Direct Service or Community Organizing?

March through Boston's Back Bay to demand full-time jobs. Photo by Amy West


Direct Service or Community Organizing? choosing a model for change

by Rachel Van Thyn

I originally hail from the world of direct service – getting into the trenches and getting my hands dirty, doing the work on the front lines. The results are immediate and you feel like change is possible because you see it every day.

But in a class offered to seminary students through Jewish Funds for Justice and the Center for Jewish Organizing, this year I was presented with a different model: community organizing. This involves a slower process of building social capital through taking on a set of one-to-one relational conversations, learning what makes a person tick, what they care about, and the issues upon which they are motivated to act. Once you have gathered multiple stories from various people (which can be done in a salon or house meeting), you figure out what issue people have in common and leverage it to enact change in the immediate community.

“While we do need to provide food to people who are hungry, providing that kind of direct service again and again does not actually challenge the root causes of poverty. We have to work for systemic change,” said Marilyn Sneiderman, executive director of AVODAH: The Jewish Service Corps, a one-year trans-denominational program for young Jews that involves anti-poverty direct service work, community building, and study. “You can’t address the causes without engaging and organizing those who are suffering from society’s inequities. By integrating service work and organizing for systemic change, we can help people move from poverty, hopelessness, and despair to become activists who seize control of and change their lives, their communities, and society.”

As far back as the Torah, we have stories and laws surrounding care for the widowed, the hungry, and the stranger in our midst. “There has always been hunger and homelessness, and there is a long history of people who have dedicated themselves to serving the poor, and others who have fought against injustice… Core religious values inspired and guided their actions,” Sneiderman said.

Community organizing, too, has been around as long as there have been people acting collectively towards a common goal. However, in the 1940s, Saul Alinsky looked to what was happening in the world of organizing and saw room for change. Previously the focus had been on gathering individuals and building groups one person at a time. Alinsky saw the wisdom and power of institutions. He wanted to develop a model based on institutions, not individuals, to demonstrate to people that they have more power than they think, and to show that “power” doesn’t have to be a dirty word. In the 1960s, this approach was being used in congregations and faith-based organizing.

By the 1990s, there was a new shift, with more and more individuals taking on roles of leadership with a sense of ownership and mission, rather than just focusing on gathering members into their congregation. Today, the focus is also on sustainability, reaching out to young people, and adapting to changes in technology and communication.

“One question is, as young people are they are having in direct service opportunities, are there then going to be institutions they can be a part of as they get older that reflect the same sense of mission and fundamental values?” asked Meir Lakein, a community organizer with over 20 years of experience in the field, who is currently part of an effort to build a new national center for Jewish organizing being led by both the Jewish Organizing Initiative and Jewish Funds for Justice. “If a young person gets really passionate about direct service and then gets older and feels synagogues are stale, then we lose all that potential and energy… Our organizations need to be able to draw in the new talent and potential.”
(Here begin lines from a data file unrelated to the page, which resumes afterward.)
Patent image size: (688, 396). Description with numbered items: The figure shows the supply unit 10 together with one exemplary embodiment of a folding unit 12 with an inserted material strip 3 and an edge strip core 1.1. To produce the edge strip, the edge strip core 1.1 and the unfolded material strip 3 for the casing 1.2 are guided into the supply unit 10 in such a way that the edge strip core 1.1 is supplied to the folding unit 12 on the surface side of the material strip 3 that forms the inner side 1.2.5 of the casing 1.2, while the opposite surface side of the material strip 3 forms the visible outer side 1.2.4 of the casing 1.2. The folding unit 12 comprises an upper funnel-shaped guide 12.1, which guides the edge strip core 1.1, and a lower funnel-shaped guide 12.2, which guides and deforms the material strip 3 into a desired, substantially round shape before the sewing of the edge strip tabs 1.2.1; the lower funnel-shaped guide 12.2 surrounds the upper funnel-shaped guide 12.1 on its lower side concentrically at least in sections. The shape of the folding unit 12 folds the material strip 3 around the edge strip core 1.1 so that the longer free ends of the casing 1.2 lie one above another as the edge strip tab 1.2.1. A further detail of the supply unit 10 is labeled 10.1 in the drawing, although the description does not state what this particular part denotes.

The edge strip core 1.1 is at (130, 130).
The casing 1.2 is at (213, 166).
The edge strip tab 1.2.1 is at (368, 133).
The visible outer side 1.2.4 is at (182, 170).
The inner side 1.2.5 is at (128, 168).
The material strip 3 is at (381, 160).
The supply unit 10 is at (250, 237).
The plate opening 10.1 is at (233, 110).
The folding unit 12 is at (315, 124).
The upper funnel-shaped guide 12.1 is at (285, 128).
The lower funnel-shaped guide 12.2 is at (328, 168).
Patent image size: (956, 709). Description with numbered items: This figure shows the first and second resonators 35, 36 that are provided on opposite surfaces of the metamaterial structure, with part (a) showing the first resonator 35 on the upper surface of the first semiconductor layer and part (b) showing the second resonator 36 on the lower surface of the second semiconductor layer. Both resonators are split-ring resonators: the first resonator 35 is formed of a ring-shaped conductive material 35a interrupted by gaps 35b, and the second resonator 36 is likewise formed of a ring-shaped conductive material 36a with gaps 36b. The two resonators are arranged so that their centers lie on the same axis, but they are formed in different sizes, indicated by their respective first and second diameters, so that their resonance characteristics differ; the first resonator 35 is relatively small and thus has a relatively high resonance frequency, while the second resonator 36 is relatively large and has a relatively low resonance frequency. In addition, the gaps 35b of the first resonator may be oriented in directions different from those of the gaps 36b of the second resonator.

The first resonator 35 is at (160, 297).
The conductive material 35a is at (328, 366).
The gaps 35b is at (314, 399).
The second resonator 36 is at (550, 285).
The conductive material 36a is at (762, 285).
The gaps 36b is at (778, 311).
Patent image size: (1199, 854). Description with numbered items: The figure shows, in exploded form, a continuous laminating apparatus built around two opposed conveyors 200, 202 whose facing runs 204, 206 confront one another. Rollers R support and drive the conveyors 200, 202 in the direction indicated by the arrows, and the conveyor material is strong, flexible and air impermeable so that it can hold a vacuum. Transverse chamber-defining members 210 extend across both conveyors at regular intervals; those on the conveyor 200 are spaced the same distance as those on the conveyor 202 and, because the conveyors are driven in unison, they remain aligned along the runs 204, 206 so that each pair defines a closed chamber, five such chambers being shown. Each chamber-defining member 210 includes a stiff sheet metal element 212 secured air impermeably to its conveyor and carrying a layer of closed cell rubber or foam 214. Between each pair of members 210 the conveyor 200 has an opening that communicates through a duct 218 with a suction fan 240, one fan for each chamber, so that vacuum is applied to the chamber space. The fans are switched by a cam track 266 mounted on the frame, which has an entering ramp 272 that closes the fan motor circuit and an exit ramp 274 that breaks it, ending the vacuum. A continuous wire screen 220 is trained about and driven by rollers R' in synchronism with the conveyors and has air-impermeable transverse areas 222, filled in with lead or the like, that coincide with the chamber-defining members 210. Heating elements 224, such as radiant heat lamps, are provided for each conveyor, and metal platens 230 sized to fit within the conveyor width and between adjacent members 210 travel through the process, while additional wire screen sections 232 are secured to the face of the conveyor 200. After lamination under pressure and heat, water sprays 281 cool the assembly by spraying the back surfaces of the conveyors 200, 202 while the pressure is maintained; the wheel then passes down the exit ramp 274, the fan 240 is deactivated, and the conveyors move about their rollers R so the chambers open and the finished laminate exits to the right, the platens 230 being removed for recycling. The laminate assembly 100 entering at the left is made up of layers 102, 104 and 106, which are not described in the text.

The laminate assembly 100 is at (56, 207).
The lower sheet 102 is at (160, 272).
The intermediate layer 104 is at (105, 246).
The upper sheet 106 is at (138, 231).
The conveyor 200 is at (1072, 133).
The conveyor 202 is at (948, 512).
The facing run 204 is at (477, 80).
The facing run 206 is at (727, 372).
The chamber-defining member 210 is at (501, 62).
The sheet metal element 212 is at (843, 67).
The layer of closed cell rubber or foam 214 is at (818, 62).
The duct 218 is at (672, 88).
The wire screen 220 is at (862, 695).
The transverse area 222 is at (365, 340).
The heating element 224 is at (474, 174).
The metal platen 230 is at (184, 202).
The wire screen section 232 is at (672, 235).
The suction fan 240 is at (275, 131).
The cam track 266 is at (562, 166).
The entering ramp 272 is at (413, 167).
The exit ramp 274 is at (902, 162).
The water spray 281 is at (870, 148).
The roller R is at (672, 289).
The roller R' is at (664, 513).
Lakein has his own ideas for how to achieve that goal. “For the Jewish world, if we really want to transform things… we can’t just look at organizing as or social justice project. We have to look at it as how we can collectively live out these ideas… taking what we’re learning and applying it to strengthen the whole of our lives, and the lives of our children and families.”

Rabbi Joel Mosbacher, who serves at congregation Beth Haverim Shir Shalom in Mahwah, NJ, talked to me about putting in practice the integration of the community organizing model into his congregation, which is also well-known for its contribution in the world of direct service. When I asked how this balance between community organizing and direct service worked, he shared, “One aims to address immediate needs and the other attempts to get at root causes… Both are needed and both are models that speak to different self-interests that people have, different levels of patience and tolerance… It’s not really competing for the same core of people like sometimes happens in synagogue life… It increases the number of people doing justice work.”

The future of the social justice movement offers different but not contradictory approaches to build and leverage power to create lasting change. “What is exciting is that more and more young Jewish adults are paying attention to the world around them, seeing injustice in the world and wanting to do something about it. And it manifests itself in different ways,” Sneiderman said. “There are people who are outraged that, in the richest country in the world, people can’t afford for their kids to go to the doctor or receive the education they need and deserve; there are young people saying, ‘I want to get in there and make a difference.’”

What matters is that we continue to pursue tikkun olam and fight against injustice, with whatever model speaks to us the most.

Rachel Van Thyn was an AVODAH Corps Member in 2004-2005. She is currently studying for rabbinic ordination at Hebrew Union College-Jewish Institute of Religion in New York City. She is passionate about chaplaincy, the arts, social justice, and Jewish summer camp.